And for kicks:
I'm not political today. Just love the sketch.
I didn't expect to have processing issues when not stressed. Then again, being freaked out and jacked while still tired 90% of the time, I suppose I can see how my body would have to rewire itself. But the fog is horrid. It's this feeling like I didn't do anything in a day, even if I packed in a dozen things. I find that I've had to really sit and breathe, calmly taking stock of a day to appreciate it. I'm not complaining, I'm just very confused by the way my mind works. Large projects are getting done in less than half the time, but strange simple things have becoming foreign to me. My favorite has been the general mess that is my apartment. It's always been messy, and while I never truly enjoyed the mess, I'd always been able to not give much of a damn constantly. An occasional check in was enough. Hey, Apartment. Hey, Andrew. Sure are dirty, Apartment. I am, Andrew, would you clean me? Fuck you, Apartment. Okay, Andrew. That was about as far as it ever got. Now, I hear Apartments voice not as a peaceful yogi, but a high-pitched, lead anime girl. She needs to die.

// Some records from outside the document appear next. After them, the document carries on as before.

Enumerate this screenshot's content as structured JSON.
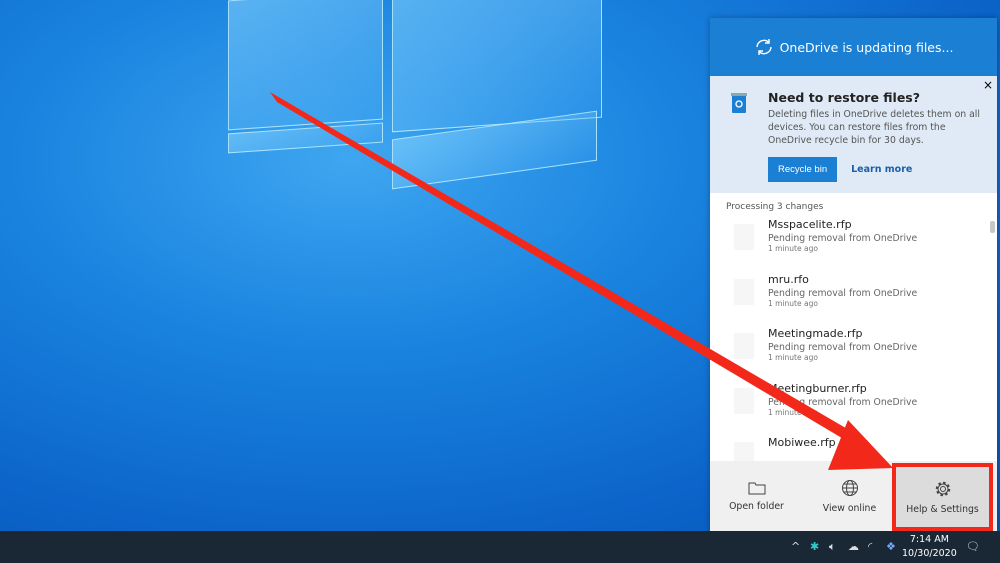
{
  "header": {
    "title": "OneDrive is updating files...",
    "icon": "sync-icon"
  },
  "banner": {
    "title": "Need to restore files?",
    "body": "Deleting files in OneDrive deletes them on all devices. You can restore files from the OneDrive recycle bin for 30 days.",
    "recycle_label": "Recycle bin",
    "learn_label": "Learn more",
    "close": "×"
  },
  "list": {
    "heading": "Processing 3 changes",
    "items": [
      {
        "name": "Msspacelite.rfp",
        "status": "Pending removal from OneDrive",
        "time": "1 minute ago"
      },
      {
        "name": "mru.rfo",
        "status": "Pending removal from OneDrive",
        "time": "1 minute ago"
      },
      {
        "name": "Meetingmade.rfp",
        "status": "Pending removal from OneDrive",
        "time": "1 minute ago"
      },
      {
        "name": "Meetingburner.rfp",
        "status": "Pending removal from OneDrive",
        "time": "1 minute ago"
      },
      {
        "name": "Mobiwee.rfp",
        "status": "",
        "time": ""
      }
    ]
  },
  "footer": {
    "open_folder": "Open folder",
    "view_online": "View online",
    "help_settings": "Help & Settings"
  },
  "taskbar": {
    "time": "7:14 AM",
    "date": "10/30/2020"
  },
  "colors": {
    "accent": "#1b7fd3",
    "highlight": "#f2291a"
  }
}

Speaking of said voices. What the fuck, Japan? I'm a nerd, and a good one at that, and lord knows I love me the Nippon, but I know for a fact that not every Japanese female sounds like this:
I'm looking forward to the day when I'm 100% the man that I want to be. It's soon, I feel, but I sure wish that bloke would lead me through the fog that is my mellon asap.
Things that help: bath, tea, tons of water, spicy food, apparently anything that helps birth a baby!